Des relations différentes avec les PME ?
« Nous avons besoin des industriels français pour avoir une offre locale, différente de la concurrence, c’est un moyen de fidéliser » affirme Thierry Dessouches. Selon Jacques Creyssel, « les PME sont plus innovantes que les grands industriels et leur prennent parfois des parts de marché ».
Toutes les personnes interrogées reconnaissent des relations moins conflictuelles mais cela « n’empêche pas les tensions », notamment sur la renégociation des prix en période d’inflation. « La grande distribution est très focalisée sur les prix », dénonce Léonard Prunier, président de la FEEF (Fédération des entreprises et entrepreneurs de France). Pour lui, c’est aux industriels de « montrer comment une meilleure rémunération des producteurs permet de répondre aux enjeux de réindustrialisation et de transition écologique ».
En effet, et cela vaut pour les centrales d’achats comme pour les consommateurs, si le prix est le seul critère d’achat, il peut être plus simple d’acheter peu cher et peu durable à l’étranger. Alors que l’achat plus local et plus durable peut être plus cher au premier abord mais porteur de davantage d’externalités positives à plus long terme, sur l’emploi par exemple.
Cas particulier : les marques de distributeur (MDD).

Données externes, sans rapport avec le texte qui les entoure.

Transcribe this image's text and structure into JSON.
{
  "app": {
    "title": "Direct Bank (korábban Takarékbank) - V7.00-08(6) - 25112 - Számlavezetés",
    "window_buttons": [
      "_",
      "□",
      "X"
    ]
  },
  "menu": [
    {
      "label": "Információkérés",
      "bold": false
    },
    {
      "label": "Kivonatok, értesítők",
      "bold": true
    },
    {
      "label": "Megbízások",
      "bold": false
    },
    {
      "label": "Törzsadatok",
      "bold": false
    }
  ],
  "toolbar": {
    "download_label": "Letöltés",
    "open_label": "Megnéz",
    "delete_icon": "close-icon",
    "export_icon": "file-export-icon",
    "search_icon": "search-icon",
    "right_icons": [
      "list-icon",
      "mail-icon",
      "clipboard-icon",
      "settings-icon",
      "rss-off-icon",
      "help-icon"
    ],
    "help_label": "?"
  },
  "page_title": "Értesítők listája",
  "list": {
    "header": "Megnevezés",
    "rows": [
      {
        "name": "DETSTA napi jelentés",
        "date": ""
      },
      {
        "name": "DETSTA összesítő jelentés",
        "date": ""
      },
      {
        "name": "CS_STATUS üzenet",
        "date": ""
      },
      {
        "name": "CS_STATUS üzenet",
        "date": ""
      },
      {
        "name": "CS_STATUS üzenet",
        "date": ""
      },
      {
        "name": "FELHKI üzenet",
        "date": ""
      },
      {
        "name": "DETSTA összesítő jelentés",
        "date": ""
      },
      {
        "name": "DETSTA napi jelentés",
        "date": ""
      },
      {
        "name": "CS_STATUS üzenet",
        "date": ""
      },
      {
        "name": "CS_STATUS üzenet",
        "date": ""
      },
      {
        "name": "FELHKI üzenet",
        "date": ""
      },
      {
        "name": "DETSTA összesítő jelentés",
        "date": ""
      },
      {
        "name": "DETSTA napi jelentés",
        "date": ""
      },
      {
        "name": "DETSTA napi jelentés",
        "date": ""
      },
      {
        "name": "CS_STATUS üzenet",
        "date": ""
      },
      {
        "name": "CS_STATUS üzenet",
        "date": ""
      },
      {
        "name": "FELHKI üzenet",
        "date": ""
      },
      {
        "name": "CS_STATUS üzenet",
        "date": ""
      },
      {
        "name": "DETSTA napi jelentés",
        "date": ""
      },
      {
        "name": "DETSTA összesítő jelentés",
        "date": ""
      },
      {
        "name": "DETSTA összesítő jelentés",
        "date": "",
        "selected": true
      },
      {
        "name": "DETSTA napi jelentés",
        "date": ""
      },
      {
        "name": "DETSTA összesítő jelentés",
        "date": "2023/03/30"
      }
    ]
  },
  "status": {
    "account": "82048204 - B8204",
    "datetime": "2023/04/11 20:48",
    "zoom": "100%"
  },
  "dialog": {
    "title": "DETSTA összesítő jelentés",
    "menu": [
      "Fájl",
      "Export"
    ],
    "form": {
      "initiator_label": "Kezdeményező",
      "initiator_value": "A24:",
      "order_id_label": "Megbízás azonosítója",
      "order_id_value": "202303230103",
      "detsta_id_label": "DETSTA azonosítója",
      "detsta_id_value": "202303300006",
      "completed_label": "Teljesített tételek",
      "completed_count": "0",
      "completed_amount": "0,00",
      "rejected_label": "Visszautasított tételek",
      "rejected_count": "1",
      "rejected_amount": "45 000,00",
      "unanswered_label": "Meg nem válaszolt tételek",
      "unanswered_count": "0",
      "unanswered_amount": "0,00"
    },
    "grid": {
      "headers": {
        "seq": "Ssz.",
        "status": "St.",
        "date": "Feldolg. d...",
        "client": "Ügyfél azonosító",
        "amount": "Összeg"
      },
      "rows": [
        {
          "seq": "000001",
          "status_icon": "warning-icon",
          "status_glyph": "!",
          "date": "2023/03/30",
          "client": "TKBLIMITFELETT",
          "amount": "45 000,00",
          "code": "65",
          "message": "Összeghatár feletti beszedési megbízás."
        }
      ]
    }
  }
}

D’après la FCD, les relations sont « plus proches, il y a des appels d’offres, une transparence totale ». Les distributeurs veulent les développer (avec l’inflation les consommateurs achètent plus ces marques, moins chères). Côté industriels, malgré des contraintes fortes sur les prix, la pérennité et la régularité des relations les aide davantage à se projeter : ils ont plus de visibilité sur leur production et leurs marges.
Pour Olivier Andrault, chargé de mission alimentaire à l’UFC Que Choisir, avec une marge brute obligatoire d’au moins 10 % partout pour les distributeurs, « le chiffre d’affaires des petits producteurs a baissé. La grande distribution pour ne pas être trop inflationniste fait pression sur eux ». La FEEF attend une évaluation pour émettre un avis définitif mais « ne comprend pas bien comment cela peut aider au ruissellement », notant que dans certains rayons, dont les boissons, les multinationales ont ainsi repris des parts de marché.
Trop de lois ?
Pour les distributeurs et les petits industriels, la réglementation conséquente (presqu’une loi par an, la première en 1973) participe aux tensions. Pour Léonard Prunier, elle apporte beaucoup de complexité inutile et un cadre juridique incompréhensible sans recours à un expert.
Selon Christine Lambey, « la loi essaye de rétablir l’équilibre des pouvoirs depuis les années 90. Normalement elle est faite pour protéger les plus petits » mais n’y parvient pas toujours. Les revenus des agriculteurs, en amont de la chaîne, restent très bas malgré une légère augmentation.
Ils vendent généralement aux industriels ou aux grossistes, mais les grandes surfaces développent les circuits courts. « Pour une rémunération juste de tous les maillons de la chaîne, il suffit d’appliquer les dispositions des lois Egalim, assure Olivier Andrault. Or, ce n’est pas contrôlé ».
Mais dans les relations entre fournisseurs et distributeurs, un acteur, absent, est présent dans toutes les têtes : le consommateur. L’ensemble des acteurs doit « s’adapter au pouvoir d’achat, sinon le risque est d’avoir uniquement de l’import à bas prix », alerte Christine Lambey.
Un système de négociations annuelles à revoir ?
Les négociations annuelles entre le 1er décembre et le 1er mars sont un point d’orgue des relations entre fournisseurs et distributeurs. « Elles sont déterminantes et très réglementées, indique Christine Lambey. C’est un phénomène très politique et social » mettant en jeu la notion de « prix juste » pour chaque acteur. Mais Jacques Creyssel souligne que malgré leur médiatisation elles « ne concernent que 20 % des produits ».
En 2023, les industriels, « qui veulent rétablir leurs marges », ont obtenu une hausse moyenne estimée à 10 %. Jacques Creyssel reconnaît « un moment toujours tendu » mais pas sanglant. « Les industriels, notamment les plus grands, refusent la transparence ». Cette année, cela a parfois abouti à des ruptures commerciales, tel Nestlé avec Intermarché. Même avec les PME, où c’est souvent plus rapide, « elles ont globalement été plus tendues », assure Léonard Prunier.
Distribution comme PME plaident pour un autre système, moins long, plus souple avec des contrats pluriannuels à l’image des MDD. « Les entreprises ont besoin d’une vision à quelques années pour investir », explique Léonard Prunier. Et plusieurs révisions si besoin. Comme en 2022 face à la guerre en Ukraine et l’inflation (jusqu’à cinq négociations pour les pâtes, selon la FCD). Un nouveau round, qui s’annonce déjà compliqué, s’ouvrira en mai.